A light dinner followed in the Spa Cafe where Head Chef, David Mulder, served a refreshing tasting menu of spa favorites. This was by far my favorite meal of the weekend because it was well thought out with a variety of flavors, the ingredients all looked and tasted super fresh and the presentation was artful. The first course was a medley of two goat cheeses and a sheep’s cheese with some berries little toasts and a house made pear butter to balance the tartness of the cheeses. Next Chilled Melon Soup (watermelon,feta cheese and mint oil), an Asheville Artisan salad of baby lettuce, cherry tomatoes, english cucumbers, herbed artichoke hearts, greek olives, house basil vinaigrette, and a Grilled Vegetable and Hummus Wrap (grilled portabello, zucchini, squash, and roasted red peppers with hummus- mine was wrapped in cucumber strips) and Pecan and Caramel Creme Brûlée were all served on the same plate in charming little servings. The flavors in all of these dishes were balanced and interesting without being overpowering.

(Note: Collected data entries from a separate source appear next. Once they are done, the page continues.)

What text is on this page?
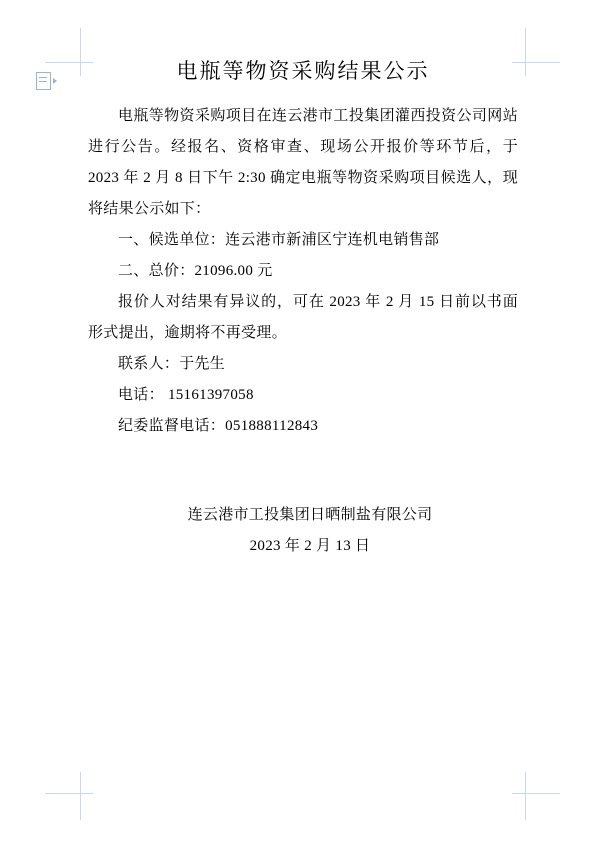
电瓶等物资采购结果公示

电瓶等物资采购项目在连云港市工投集团灌西投资公司网站进行公告。经报名、资格审查、现场公开报价等环节后，于 2023 年 2 月 8 日下午 2:30 确定电瓶等物资采购项目候选人，现将结果公示如下：

一、候选单位：连云港市新浦区宁连机电销售部

二、总价：21096.00 元

报价人对结果有异议的，可在 2023 年 2 月 15 日前以书面形式提出，逾期将不再受理。

联系人：于先生

电话： 15161397058

纪委监督电话：051888112843

连云港市工投集团日晒制盐有限公司

2023 年 2 月 13 日
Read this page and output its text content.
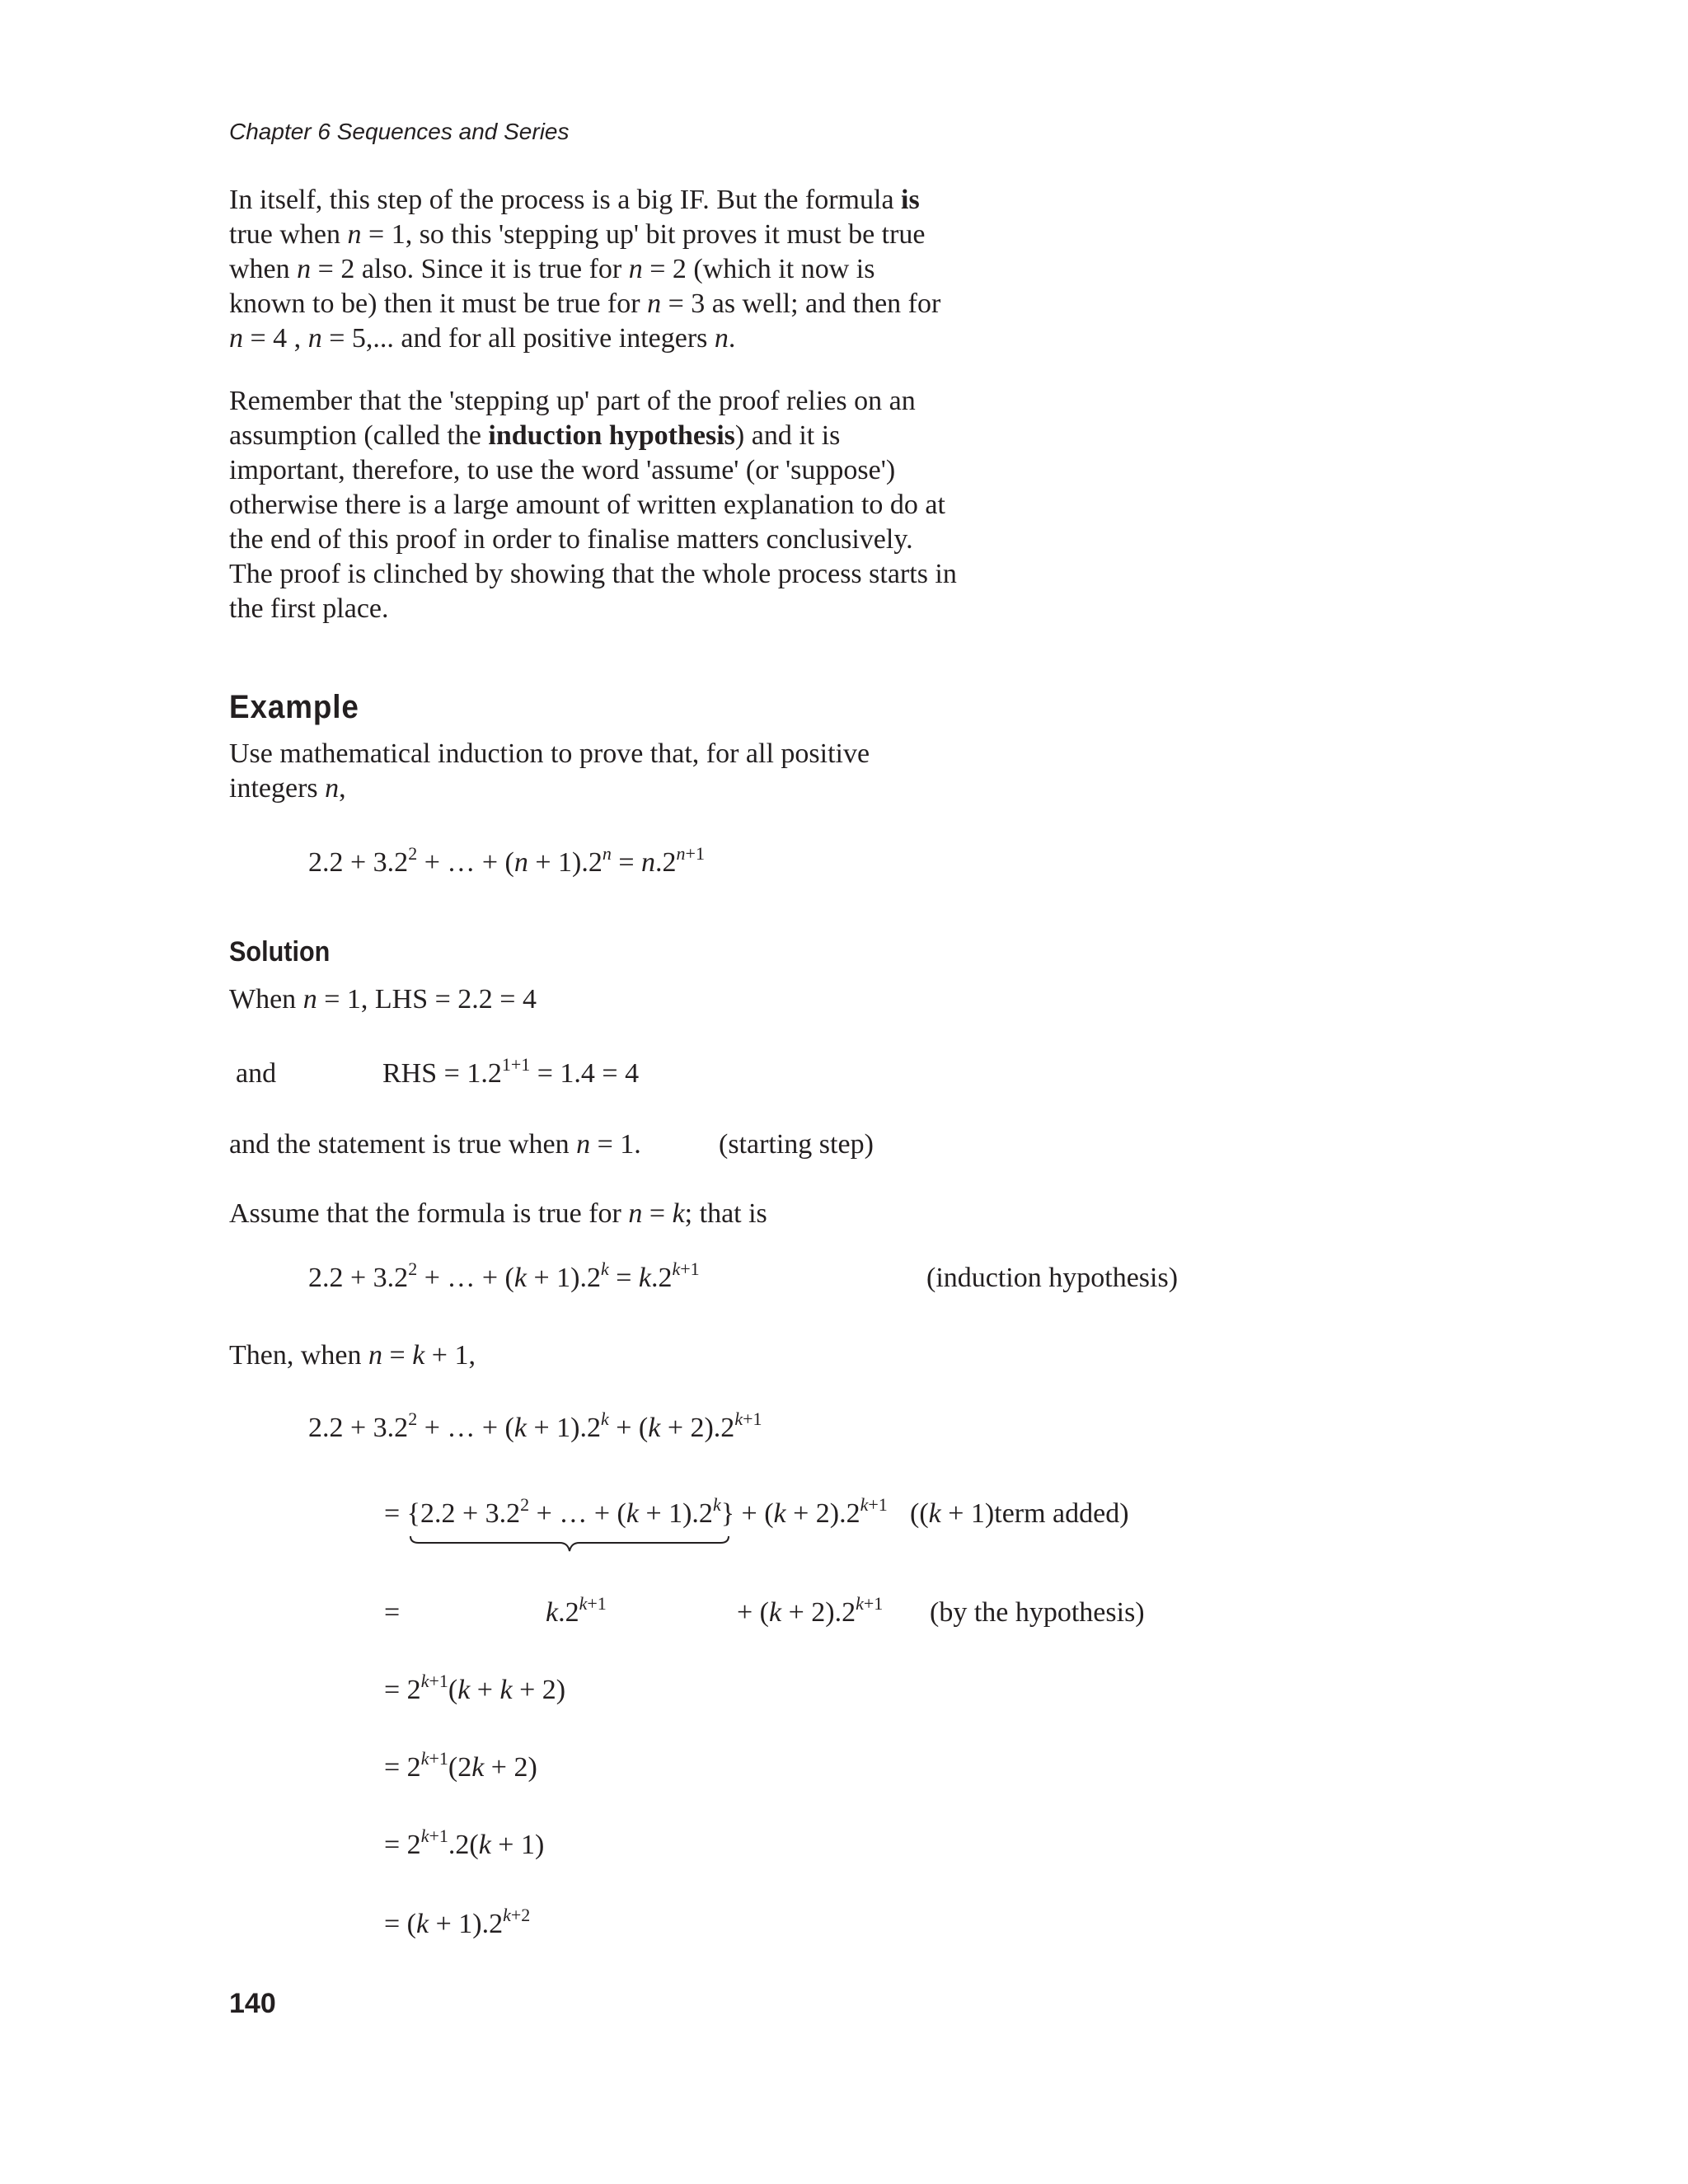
Chapter 6 Sequences and Series
In itself, this step of the process is a big IF. But the formula is
true when n = 1, so this 'stepping up' bit proves it must be true
when n = 2 also. Since it is true for n = 2 (which it now is
known to be) then it must be true for n = 3 as well; and then for
n = 4 , n = 5,... and for all positive integers n.
Remember that the 'stepping up' part of the proof relies on an
assumption (called the induction hypothesis) and it is
important, therefore, to use the word 'assume' (or 'suppose')
otherwise there is a large amount of written explanation to do at
the end of this proof in order to finalise matters conclusively.
The proof is clinched by showing that the whole process starts in
the first place.
Example
Use mathematical induction to prove that, for all positive
integers n,
$2.2 + 3.2^2$ + … + $(n + 1).2^n = n.2^{n+1}$
Solution
When n = 1, LHS = 2.2 = 4
and	RHS = $1.2^{1+1} = 1.4 = 4$
and the statement is true when n = 1.	(starting step)
Assume that the formula is true for n = k; that is
$2.2 + 3.2^2$ + … + $(k + 1).2^k = k.2^{k+1}$	(induction hypothesis)
Then, when n = k + 1,
$2.2 + 3.2^2$ + … + $(k + 1).2^k + (k + 2).2^{k+1}$
= {$2.2 + 3.2^2$ + … + $(k + 1).2^k\} + (k + 2).2^{k+1}$ ((k + 1)term added)
=	$k.2^{k+1}$	+ $(k + 2).2^{k+1}$ (by the hypothesis)
= $2^{k+1}(k + k + 2)$
= $2^{k+1}(2k + 2)$
= $2^{k+1}.2(k + 1)$
= $(k + 1).2^{k+2}$
140
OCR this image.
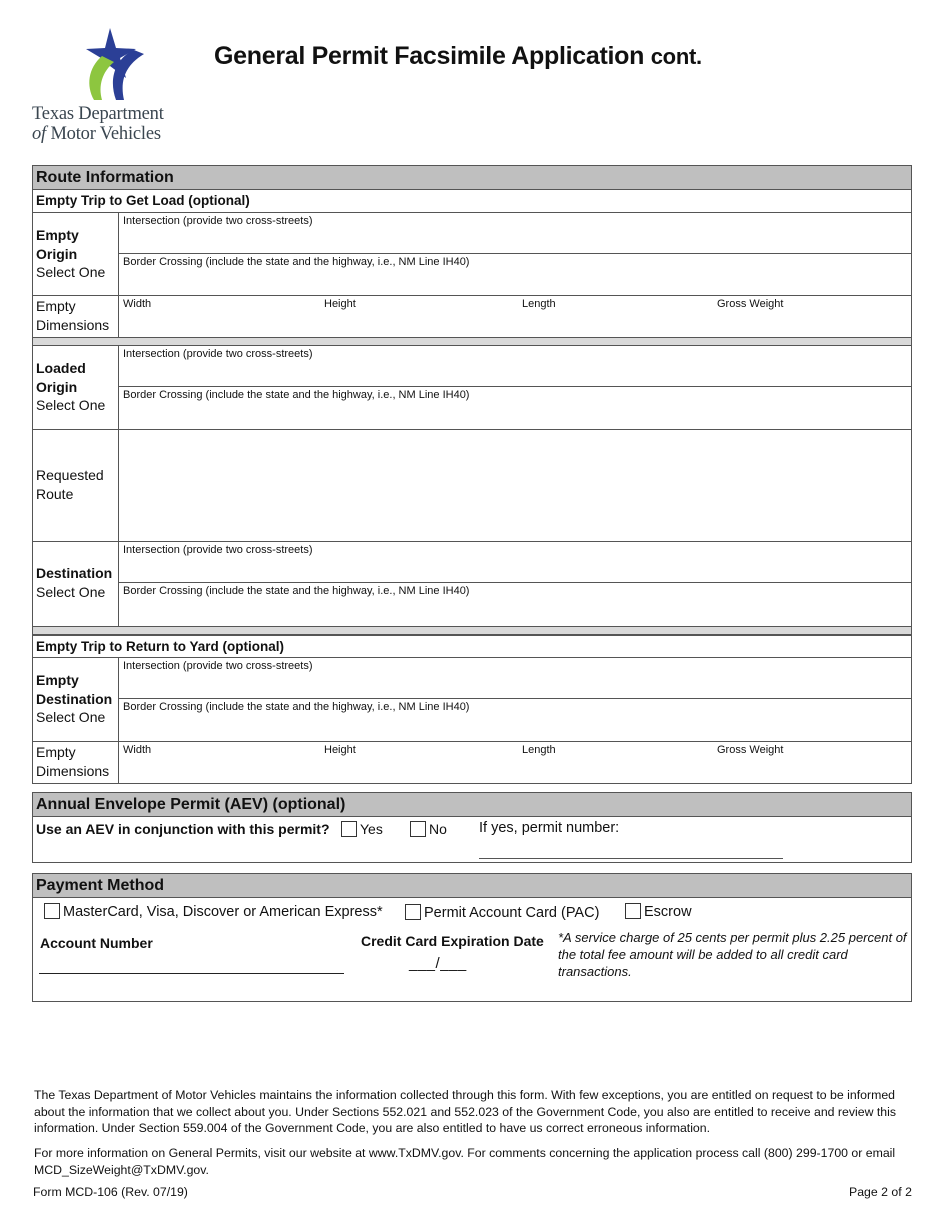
Texas Department
of Motor Vehicles
General Permit Facsimile Application cont.
Route Information
Empty Trip to Get Load (optional)
Empty
Origin
Select One
Intersection (provide two cross-streets)
Border Crossing (include the state and the highway, i.e., NM Line IH40)
Empty
Dimensions
Width	Height	Length	Gross Weight
Loaded
Origin
Select One
Intersection (provide two cross-streets)
Border Crossing (include the state and the highway, i.e., NM Line IH40)
Requested
Route
Destination
Select One
Intersection (provide two cross-streets)
Border Crossing (include the state and the highway, i.e., NM Line IH40)
Empty Trip to Return to Yard (optional)
Empty
Destination
Select One
Intersection (provide two cross-streets)
Border Crossing (include the state and the highway, i.e., NM Line IH40)
Empty
Dimensions
Width	Height	Length	Gross Weight
Annual Envelope Permit (AEV) (optional)
Use an AEV in conjunction with this permit?	Yes	No If yes, permit number:
Payment Method
MasterCard, Visa, Discover or American Express*	Permit Account Card (PAC)	Escrow
Account Number	Credit Card Expiration Date
___/___
*A service charge of 25 cents per permit plus 2.25 percent of the total fee amount will be added to all credit card transactions.

The Texas Department of Motor Vehicles maintains the information collected through this form. With few exceptions, you are entitled on request to be informed about the information that we collect about you. Under Sections 552.021 and 552.023 of the Government Code, you also are entitled to receive and review this information. Under Section 559.004 of the Government Code, you are also entitled to have us correct erroneous information.

For more information on General Permits, visit our website at www.TxDMV.gov. For comments concerning the application process call (800) 299-1700 or email MCD_SizeWeight@TxDMV.gov.

Form MCD-106 (Rev. 07/19)	Page 2 of 2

The Melon Soup was a particular favorite, the feta provided some texture and saltiness to balance the sweet melon and the mint oil added a warmth and lusciousness to the texture of a usually watery type concoction. Light, healthy and tasty- what more could one want for spa food?
The next day I returned to the spa to sample the specially made by La Belge Chocolatier house chocolates (which are given out following manicures and pedicures) and for an Aura Imaging, a service I have never seen in another spa.
Four chocolate discs, one white, one dark and two milk were carefully packaged in a light green round box tied with a gold bow. The presentation was lovely and is sure to make the receiver feel appreciated. The chocolate was of excellent smooth melt-to the-touch consistency but a bit too sweet for my palate.
I did not get the actual Color light treatment described below (from the online spa brochure), but I did have a picture of my aura taken with a special camera.
Actual treatment description:
COLOR & LIGHT WRAP WITH AURA IMAGING
We begin with our special light-sensitive photography, identifying your particular aura. That’s followed by soothing exfoliation and a detoxifying clay body wrap, during which music, light, heat and aromatherapies work to achieve balance and harmony. Once complete, we take a second aura photo to show you the results. The before and after images are yours to keep.
I thought this was totally cool and now that I am beginning to deepen my study of Ayurveda and how your mood and health are affected by the stimulus encountered by all five senses I think this would be a worthy spa experience to try. The colors that radiate from us in the form of an aura reflect what is going on with out seven Chakras or Energy Centers. Each color and where it manifests in your aura has a meaning. In order to photograph one’s aura, a special polaroid camera is used and somehow connected to two hand shaped pads on which the subjects hands rest.
Mine had lots or yellow, orange and red with a little violet and green. Basically, I was told by the interpreter, that I am creative, wise, self sufficient, direct, passionate, ambitious, warm, confident, artistic, expressive and desire success and fullness of experience.
Who knew, right?
I adored my visit to The Spa at the Grove Park Inn Resort and have already recommended it to friends. I loved the spaciousness of it, the integration of the elements and the options for use. It is definitely worth a visit.